Deputada Isabel Mendes Correia Buscardini, nasceu a 25 de Fevereiro de 1950, em Bissorã região de Oio. Mobilizada pelo camarada Osvaldo Vieira em Biambi, ingressou nas fileiras do PAIGC em 1963, quando tinha apenas 13 anos de idade. A malograda foi governante e deputada da nação eleita pela lista do PAIGC, no círculo eleitoral 06, em duas legislaturas.

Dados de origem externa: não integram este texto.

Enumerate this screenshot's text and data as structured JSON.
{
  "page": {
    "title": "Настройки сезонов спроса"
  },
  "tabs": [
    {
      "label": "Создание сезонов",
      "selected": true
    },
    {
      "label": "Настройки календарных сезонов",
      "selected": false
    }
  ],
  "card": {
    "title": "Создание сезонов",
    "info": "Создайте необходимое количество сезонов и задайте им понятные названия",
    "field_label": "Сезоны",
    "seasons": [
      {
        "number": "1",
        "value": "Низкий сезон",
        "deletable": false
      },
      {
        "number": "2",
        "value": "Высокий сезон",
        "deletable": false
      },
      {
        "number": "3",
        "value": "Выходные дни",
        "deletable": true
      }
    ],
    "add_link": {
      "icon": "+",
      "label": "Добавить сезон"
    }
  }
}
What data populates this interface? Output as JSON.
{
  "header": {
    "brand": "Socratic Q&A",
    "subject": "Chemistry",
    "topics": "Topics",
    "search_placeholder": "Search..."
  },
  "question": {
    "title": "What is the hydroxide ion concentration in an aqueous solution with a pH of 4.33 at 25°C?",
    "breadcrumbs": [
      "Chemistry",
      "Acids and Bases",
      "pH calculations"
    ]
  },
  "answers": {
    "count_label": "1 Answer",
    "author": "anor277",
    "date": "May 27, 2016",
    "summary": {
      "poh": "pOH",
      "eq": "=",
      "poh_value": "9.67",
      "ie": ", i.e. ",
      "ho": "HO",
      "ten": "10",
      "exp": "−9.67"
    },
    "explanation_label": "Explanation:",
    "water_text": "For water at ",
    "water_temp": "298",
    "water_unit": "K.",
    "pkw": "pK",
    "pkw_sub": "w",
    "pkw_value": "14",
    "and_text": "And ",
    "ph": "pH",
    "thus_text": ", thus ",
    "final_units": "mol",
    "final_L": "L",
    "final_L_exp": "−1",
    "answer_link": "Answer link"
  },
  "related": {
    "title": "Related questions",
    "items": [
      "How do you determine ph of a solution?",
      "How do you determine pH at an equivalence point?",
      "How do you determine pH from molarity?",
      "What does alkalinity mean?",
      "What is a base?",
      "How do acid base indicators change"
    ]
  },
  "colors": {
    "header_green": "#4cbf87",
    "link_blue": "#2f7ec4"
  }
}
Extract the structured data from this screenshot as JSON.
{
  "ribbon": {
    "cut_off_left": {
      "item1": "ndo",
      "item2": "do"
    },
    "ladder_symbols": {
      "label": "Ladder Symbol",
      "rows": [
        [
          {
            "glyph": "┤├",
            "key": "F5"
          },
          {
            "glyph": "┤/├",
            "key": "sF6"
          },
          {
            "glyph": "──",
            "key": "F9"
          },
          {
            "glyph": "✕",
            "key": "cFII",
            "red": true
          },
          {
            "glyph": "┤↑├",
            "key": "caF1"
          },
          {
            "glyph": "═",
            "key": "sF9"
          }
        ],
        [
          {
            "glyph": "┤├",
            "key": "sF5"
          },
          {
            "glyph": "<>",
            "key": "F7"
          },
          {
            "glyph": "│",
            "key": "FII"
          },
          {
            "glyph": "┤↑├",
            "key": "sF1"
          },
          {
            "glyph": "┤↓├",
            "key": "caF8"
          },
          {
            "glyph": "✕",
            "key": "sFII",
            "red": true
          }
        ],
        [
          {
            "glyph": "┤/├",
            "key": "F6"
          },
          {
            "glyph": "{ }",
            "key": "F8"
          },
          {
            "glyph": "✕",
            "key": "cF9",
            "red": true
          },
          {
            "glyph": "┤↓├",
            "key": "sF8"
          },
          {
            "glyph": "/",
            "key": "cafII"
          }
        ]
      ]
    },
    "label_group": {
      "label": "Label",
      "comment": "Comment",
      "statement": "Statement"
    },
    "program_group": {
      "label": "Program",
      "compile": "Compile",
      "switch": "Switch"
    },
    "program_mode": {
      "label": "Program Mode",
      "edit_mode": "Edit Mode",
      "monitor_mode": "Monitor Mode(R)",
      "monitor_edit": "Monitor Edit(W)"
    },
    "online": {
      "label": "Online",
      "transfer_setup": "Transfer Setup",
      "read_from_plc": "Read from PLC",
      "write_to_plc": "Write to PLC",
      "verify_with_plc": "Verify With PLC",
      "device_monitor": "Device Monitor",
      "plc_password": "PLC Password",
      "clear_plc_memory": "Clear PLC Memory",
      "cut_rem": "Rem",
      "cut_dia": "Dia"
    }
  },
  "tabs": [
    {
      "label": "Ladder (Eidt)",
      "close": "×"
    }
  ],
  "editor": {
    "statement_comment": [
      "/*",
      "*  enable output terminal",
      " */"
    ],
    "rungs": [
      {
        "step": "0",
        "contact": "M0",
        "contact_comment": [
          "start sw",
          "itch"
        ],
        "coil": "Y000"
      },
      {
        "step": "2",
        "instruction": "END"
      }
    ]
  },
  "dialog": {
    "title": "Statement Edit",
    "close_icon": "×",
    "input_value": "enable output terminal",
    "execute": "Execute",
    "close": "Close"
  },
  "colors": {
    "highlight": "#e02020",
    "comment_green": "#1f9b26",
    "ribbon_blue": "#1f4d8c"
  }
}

Entre as pessoas que labutavam no ‘bureau’ do PAIGC em Conacri ao lado de Amílcar Cabral encontrava-se a Isabel Buscardini. Foi alguém que privou e de perto, durante largos anos, com o Militante Numero Um do velho PAIGC. É que muita boa gente só ouviu falar de Cabral, Isabel Buscardini é daquelas pessoas que conheceu, trabalhou, privou, com o Comandante-em-chefe do PAIGC.
Os restos mortais da deputada da Nação,
Isabel Mendes Correia Buscardini, foram a enterrar ontem, 01 de Dezembro
2016, no cemitério Municipal de Bissau, na presença dos familiares, amigos,
companheiras de luta de libertação e personalidades individuais.
O líder do parlamento guineense,
Cipriano Cassama e o da Direcção superior do PAIGC, na pessoa do Domingos Simões Pereira,
ausentaram prestar a última homenagem, a ex-secretaria do Amílcar Lopes Cabral,
Isabel Mendes Correia Buscardini.
A urna funerária da deputada falecida
está semana vítima da doença foi retirada de sua casa, passou pela Assembleia
Nacional Popular (ANP) e pelo Ministério da Justiça onde foi prestada a última
homenagem com honra de Estado. Nessa cerimónia fúnebre, tomaram parte o
Presidente da República, o Procurador-geral da República, o Presidente de
Supremo de Justiça, Primeiro-ministro, membros do governo cessante, alguns
deputados da nação eleitos pela lista do PAIGC.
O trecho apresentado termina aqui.